MILAN – Arabica coffee futures in New York rose strongly on Thursday and Friday. ICE Arabica’s main contract for December delivery surged 1,100 points in two days to close the week at $1.709, after reaching a 6-1/2-week intraday peak of $1.7135. In London, the main contract for January 2024 delivery rose by $44 on Friday (+1.9%) to $2,372 a metric ton.
Coffee futures prices are seeing support as current inventories continue to linger at record lows. ICE-monitored Arabica certified stocks Friday fell to a 24-year low of 360,009 bags.

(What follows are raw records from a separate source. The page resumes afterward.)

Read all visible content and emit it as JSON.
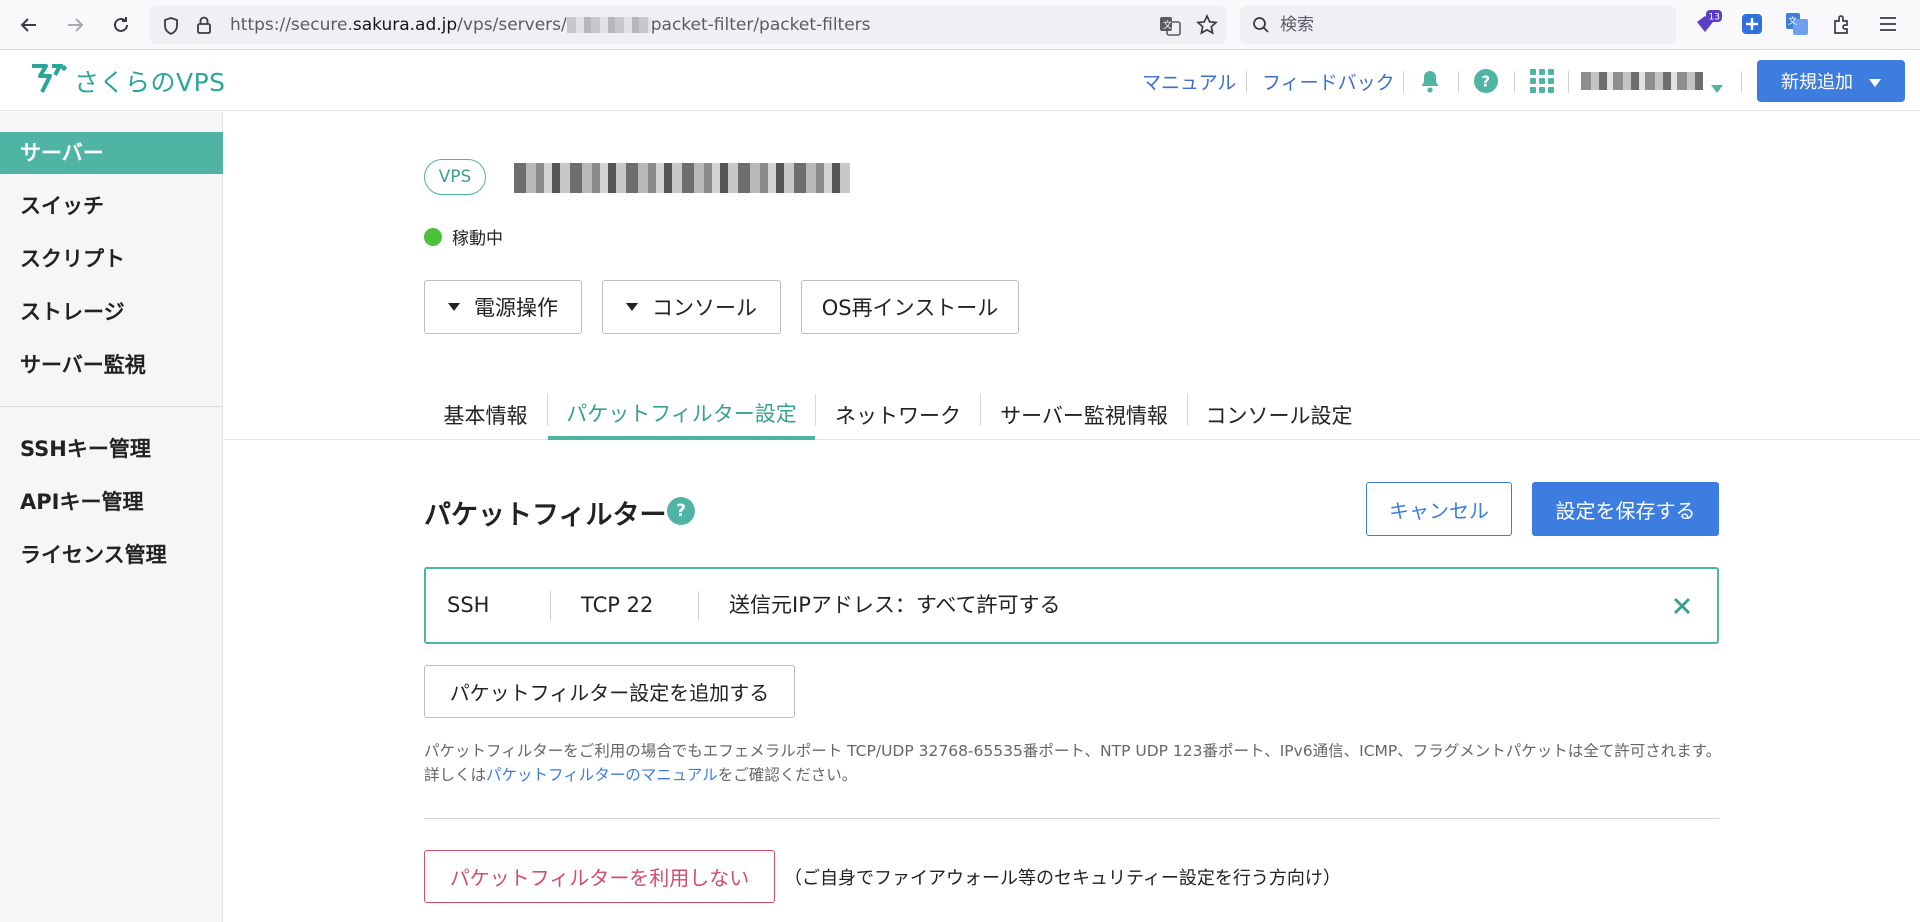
{
  "browser": {
    "url_prefix": "https://secure.",
    "url_domain": "sakura.ad.jp",
    "url_path_start": "/vps/servers/",
    "url_path_end": "packet-filter/packet-filters",
    "search_placeholder": "検索",
    "extension_badge": "13"
  },
  "header": {
    "logo_text": "さくらのVPS",
    "links": [
      "マニュアル",
      "フィードバック"
    ],
    "new_button": "新規追加",
    "accent": "#4fb4a3",
    "primary": "#3d7de0"
  },
  "sidebar": {
    "items": [
      "サーバー",
      "スイッチ",
      "スクリプト",
      "ストレージ",
      "サーバー監視"
    ],
    "items2": [
      "SSHキー管理",
      "APIキー管理",
      "ライセンス管理"
    ],
    "active": "サーバー"
  },
  "server": {
    "badge": "VPS",
    "status": "稼動中",
    "status_color": "#4cc13a"
  },
  "actions": {
    "power": "電源操作",
    "console": "コンソール",
    "reinstall": "OS再インストール"
  },
  "tabs": [
    "基本情報",
    "パケットフィルター設定",
    "ネットワーク",
    "サーバー監視情報",
    "コンソール設定"
  ],
  "packet_filter": {
    "title": "パケットフィルター",
    "help": "?",
    "cancel": "キャンセル",
    "save": "設定を保存する",
    "rule": {
      "service": "SSH",
      "protocol": "TCP 22",
      "source": "送信元IPアドレス：すべて許可する"
    },
    "add_button": "パケットフィルター設定を追加する",
    "note_before": "パケットフィルターをご利用の場合でもエフェメラルポート TCP/UDP 32768-65535番ポート、NTP UDP 123番ポート、IPv6通信、ICMP、フラグメントパケットは全て許可されます。詳しくは",
    "note_link": "パケットフィルターのマニュアル",
    "note_after": "をご確認ください。",
    "disable_button": "パケットフィルターを利用しない",
    "disable_note": "（ご自身でファイアウォール等のセキュリティー設定を行う方向け）"
  }
}
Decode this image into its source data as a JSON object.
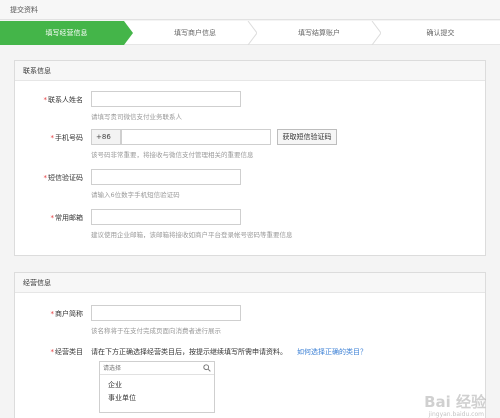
{
  "page": {
    "title": "提交资料"
  },
  "steps": [
    {
      "label": "填写经营信息",
      "active": true
    },
    {
      "label": "填写商户信息",
      "active": false
    },
    {
      "label": "填写结算账户",
      "active": false
    },
    {
      "label": "确认提交",
      "active": false
    }
  ],
  "contact": {
    "title": "联系信息",
    "name": {
      "label": "联系人姓名",
      "hint": "请填写贵司微信支付业务联系人"
    },
    "phone": {
      "label": "手机号码",
      "prefix": "+86",
      "button": "获取短信验证码",
      "hint": "该号码非常重要，将接收与微信支付管理相关的重要信息"
    },
    "sms": {
      "label": "短信验证码",
      "hint": "请输入6位数字手机短信验证码"
    },
    "email": {
      "label": "常用邮箱",
      "hint": "建议使用企业邮箱，该邮箱将接收如商户平台登录帐号密码等重要信息"
    }
  },
  "business": {
    "title": "经营信息",
    "shortname": {
      "label": "商户简称",
      "hint": "该名称将于在支付完成页面向消费者进行展示"
    },
    "category": {
      "label": "经营类目",
      "desc": "请在下方正确选择经营类目后，按提示继续填写所需申请资料。",
      "help_link": "如何选择正确的类目？",
      "search_placeholder": "请选择",
      "options": [
        "企业",
        "事业单位"
      ]
    }
  },
  "watermark": {
    "main": "Bai 经验",
    "sub": "jingyan.baidu.com"
  },
  "colors": {
    "active_step": "#44b549",
    "required": "#e4393c",
    "link": "#3a7fd5"
  },
  "icons": {
    "search": "search-icon",
    "step_arrow": "chevron-arrow"
  }
}
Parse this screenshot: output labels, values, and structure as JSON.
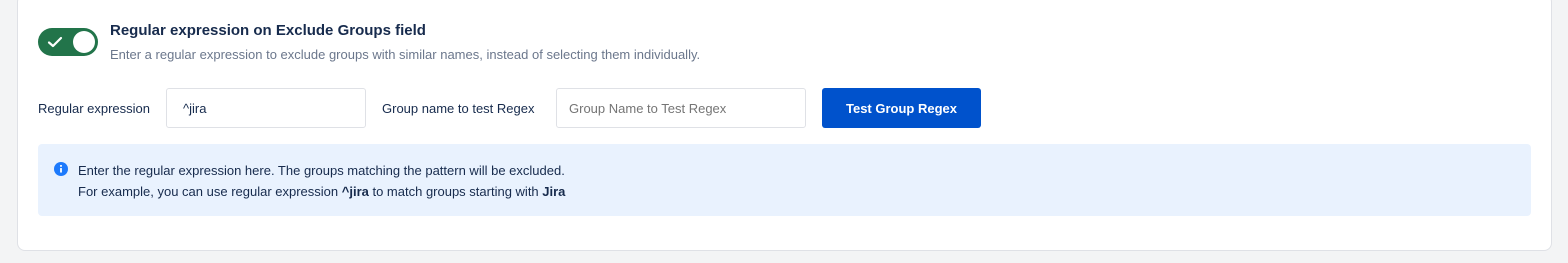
{
  "toggle": {
    "state": "on",
    "accent": "#22744a"
  },
  "setting": {
    "title": "Regular expression on Exclude Groups field",
    "description": "Enter a regular expression to exclude groups with similar names, instead of selecting them individually."
  },
  "regex_field": {
    "label": "Regular expression",
    "value": "^jira"
  },
  "test_field": {
    "label": "Group name to test Regex",
    "placeholder": "Group Name to Test Regex"
  },
  "test_button": {
    "label": "Test Group Regex",
    "color": "#0052cc"
  },
  "info": {
    "icon": "info-icon",
    "line1": "Enter the regular expression here. The groups matching the pattern will be excluded.",
    "line2_prefix": "For example, you can use regular expression ",
    "line2_pattern": "^jira",
    "line2_middle": " to match groups starting with ",
    "line2_word": "Jira"
  }
}
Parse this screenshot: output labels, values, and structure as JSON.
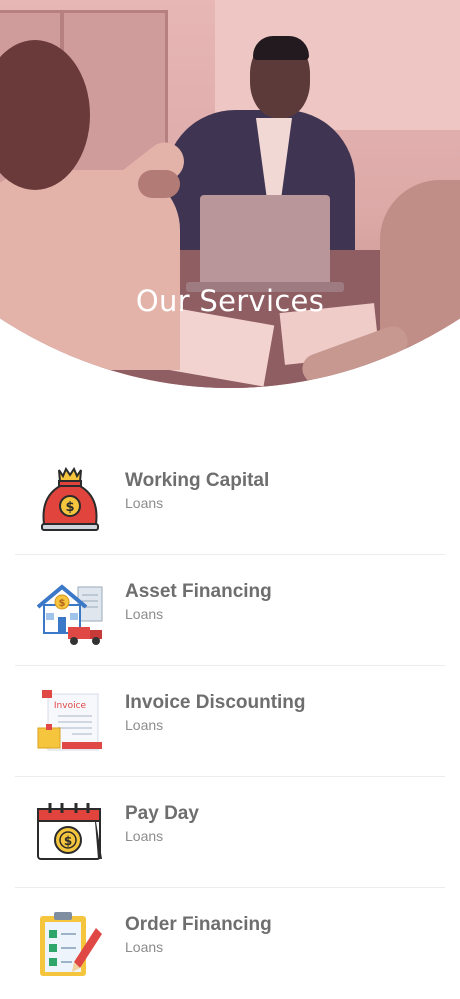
{
  "header": {
    "title": "Our Services"
  },
  "services": [
    {
      "title": "Working Capital",
      "subtitle": "Loans",
      "icon": "money-bag-icon"
    },
    {
      "title": "Asset Financing",
      "subtitle": "Loans",
      "icon": "house-truck-icon"
    },
    {
      "title": "Invoice Discounting",
      "subtitle": "Loans",
      "icon": "invoice-icon",
      "icon_text": "Invoice"
    },
    {
      "title": "Pay Day",
      "subtitle": "Loans",
      "icon": "calendar-coin-icon"
    },
    {
      "title": "Order Financing",
      "subtitle": "Loans",
      "icon": "clipboard-checklist-icon"
    }
  ],
  "colors": {
    "hero_tint": "#d98d8f",
    "title_text": "#6e6e6e",
    "subtitle_text": "#8c8c8c"
  }
}
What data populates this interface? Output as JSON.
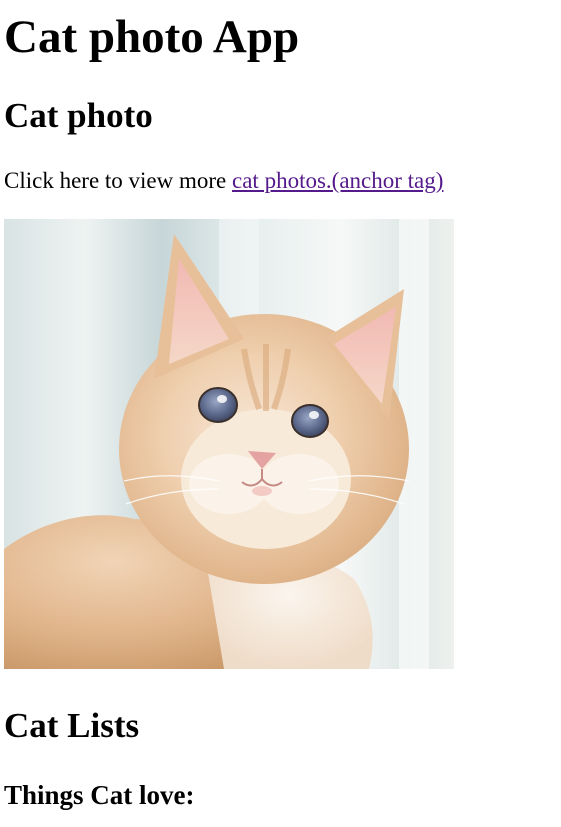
{
  "page": {
    "title": "Cat photo App"
  },
  "photo_section": {
    "heading": "Cat photo",
    "intro_text": "Click here to view more ",
    "link_text": "cat photos.(anchor tag)",
    "image_alt": "Orange and white kitten with blue eyes"
  },
  "lists_section": {
    "heading": "Cat Lists",
    "subheading": "Things Cat love:"
  },
  "colors": {
    "link_visited": "#551a8b",
    "text": "#000000",
    "background": "#ffffff"
  }
}
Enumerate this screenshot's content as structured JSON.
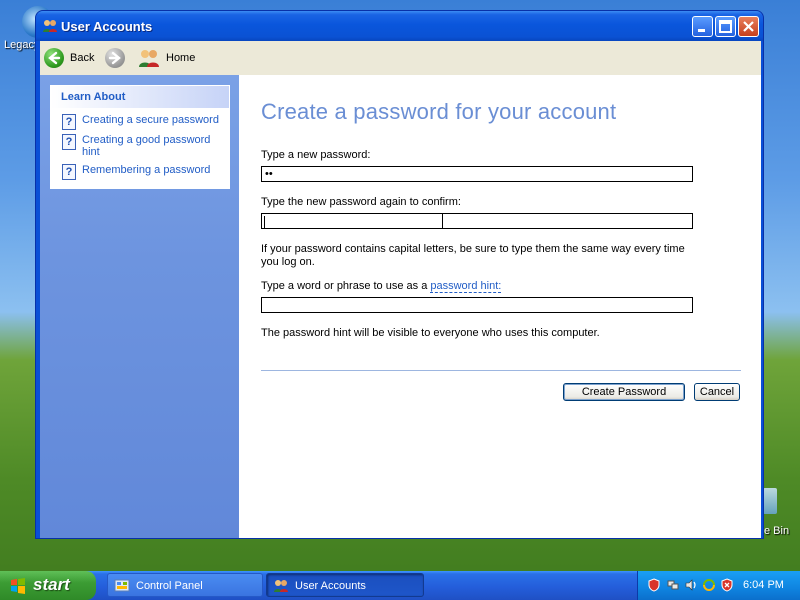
{
  "desktop": {
    "left_icon_label": "Legacy",
    "right_icon_label": "e Bin"
  },
  "window": {
    "title": "User Accounts",
    "toolbar": {
      "back_label": "Back",
      "home_label": "Home"
    }
  },
  "sidebar": {
    "heading": "Learn About",
    "items": [
      {
        "label": "Creating a secure password"
      },
      {
        "label": "Creating a good password hint"
      },
      {
        "label": "Remembering a password"
      }
    ]
  },
  "form": {
    "heading": "Create a password for your account",
    "new_password_label": "Type a new password:",
    "new_password_value": "••",
    "confirm_label": "Type the new password again to confirm:",
    "confirm_value": "",
    "caps_note": "If your password contains capital letters, be sure to type them the same way every time you log on.",
    "hint_label_prefix": "Type a word or phrase to use as a ",
    "hint_label_link": "password hint:",
    "hint_value": "",
    "visibility_note": "The password hint will be visible to everyone who uses this computer.",
    "create_button": "Create Password",
    "cancel_button": "Cancel"
  },
  "taskbar": {
    "start_label": "start",
    "tasks": [
      {
        "label": "Control Panel"
      },
      {
        "label": "User Accounts",
        "active": true
      }
    ],
    "clock": "6:04 PM"
  },
  "colors": {
    "title_blue": "#0a56dc",
    "side_pane": "#6d94df",
    "link_blue": "#215dc6",
    "heading_blue": "#6a8ed4",
    "start_green": "#3c9c34"
  }
}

The latest Commitment of Traders report from the New York Arabica market has seen the Non-Commercial Speculative sector switch their net short position within the market over the week of trade leading to Tuesday 31st. October 2023 to register a new long position of 2,327 lots, which is the equivalent of 659,694 bags.
This net long position has most likely been increased further following the period of overall firmer trade that has since followed.
Meanwhile, Robusta coffee inventories were at 4,043 lots, mildly above the contract low of 3,374 lots posted on August 31.
Farmers in top Robusta producer Vietnam started to pick beans this week, although supplies remained limited, traders said on Thursday.
Dealers said logistics problems in Brazil had prompted roasters to turn to exchange stocks. The flow of coffee from top grower Brazil, however, improved in October to 4.16 million bags, 25% more than a year before, according to preliminary reports.
Weather conditions are good in Brazil. According to Forecaster Maxar Technologies, the country’s main coffee-growing areas will get moderate rainfall over the week, boosting soil moisture that promotes cherry growth and increased coffee yields.